I walked out to the lobby, to the loved ones waiting, and told everyone I was getting the fuck out of the hospital.  We would give Tim a couple days, so people could say goodbye.  (In retrospect, I would have given him longer.  There were so many people who wanted to say goodbye.) and my dear friend, Molly came with me for a walk.

When Tim and I were younger and living in the Boston area, we went to New York regularly, every 8 weeks or so.  One place we loved to visit with friends was a rice pudding shop in SoHo.  So Molly and I stepped out into the brilliant May sunlight, and I decided to get myself some fucking rice pudding.

So we started to walk.  Down the East River, past middle aged men smoking pot on a bench, past bicyclists and runners and dog walkers.  Across a footbridge and past a mother yelling at her toddler.  Past friends playing basketball and couples drinking wine, and couples making out and couples arguing in public.  Past murals and billboards and overflowing trash-cans.  Down St. Mark Place where we had bought a mango wood vase for my mom that smelled like woodsmoke.  Past wig shops and beauty parlors, and around a corner where my mom and best friend Matt were waiting for me.

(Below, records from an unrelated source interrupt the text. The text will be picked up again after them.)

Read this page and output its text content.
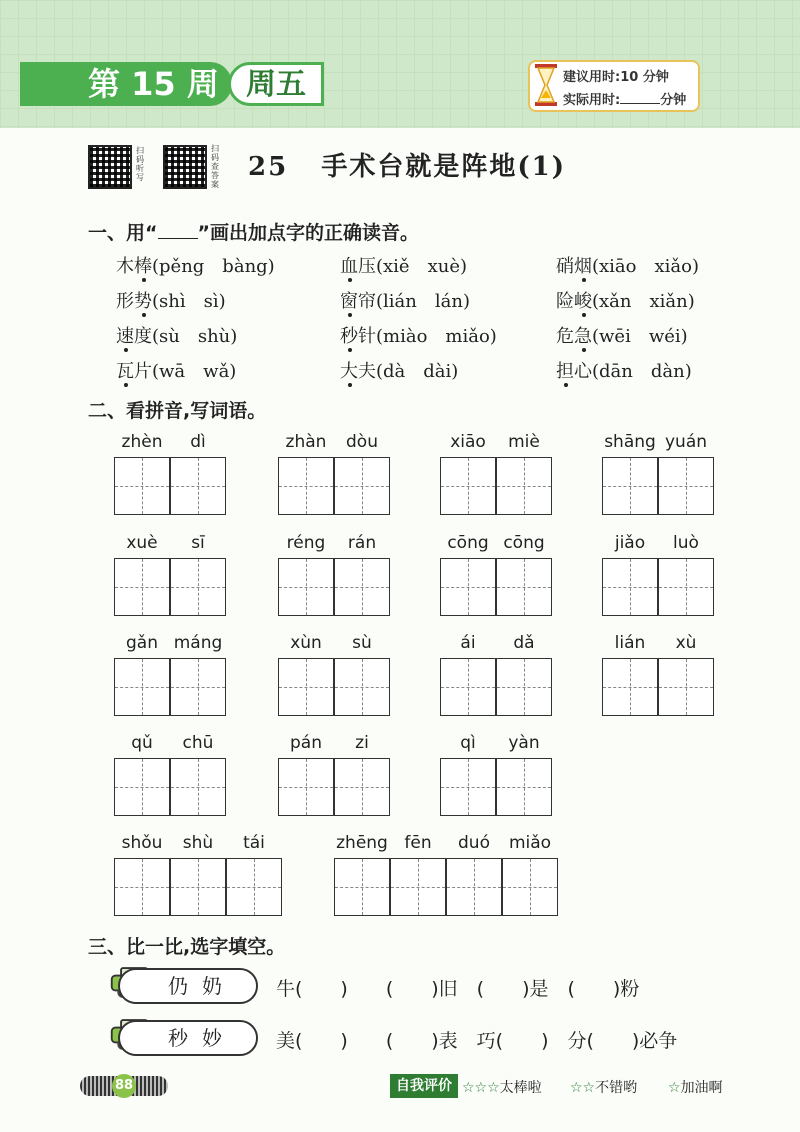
第 15 周 周五	建议用时:10 分钟
实际用时:	分钟
扫码听写
扫码查答案
25 手术台就是阵地(1)
一、用“ ”画出加点字的正确读音。
木棒(pěng　bàng)	血压(xiě　xuè)	硝烟(xiāo　xiǎo)
形势(shì　sì)	窗帘(lián　lán)	险峻(xǎn　xiǎn)
速度(sù　shù)	秒针(miào　miǎo)	危急(wēi　wéi)
瓦片(wā　wǎ)	大夫(dà　dài)	担心(dān　dàn)
二、看拼音,写词语。
zhèn	dì	zhàn	dòu	xiāo	miè	shāng yuán
xuè	sī	réng	rán	cōng cōng	jiǎo	luò
gǎn máng	xùn	sù	ái	dǎ	lián	xù
qǔ	chū	pán	zi	qì	yàn
shǒu	shù	tái	zhēng fēn	duó	miǎo
三、比一比,选字填空。
仍奶	牛(　　)　　(　　)旧　(　　)是　(　　)粉
秒妙	美(　　)　　(　　)表　巧(　　)　分(　　)必争
88	自我评价 ☆☆☆太棒啦 ☆☆不错哟 ☆加油啊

And we got some rice pudding, and brought it home to Brooklyn.

And I hugged my babies with all the love in my heart.

And I realized that life was just going on.  On the worst day of my life.  The worst decision I could possibly have to make. Life was just going on.  And everyone else out there in the world was having a day too.  And the sun was shining and the weather was nice.  And maybe it was a great day, or maybe it was even worse than mine, but everyone was just out there.  Living their life.  Because that’s all you do until the day you die.  You just live.  All together, billions of us on this little planet in an infinite Universe.  And I realized that, there, on that worst day, Tim’s life was coming to and end.  And my life was coming to an end.  But he was going to die, but I would have to live.

And so, on May 21st, I remind myself that I am still here to live.  I choose that.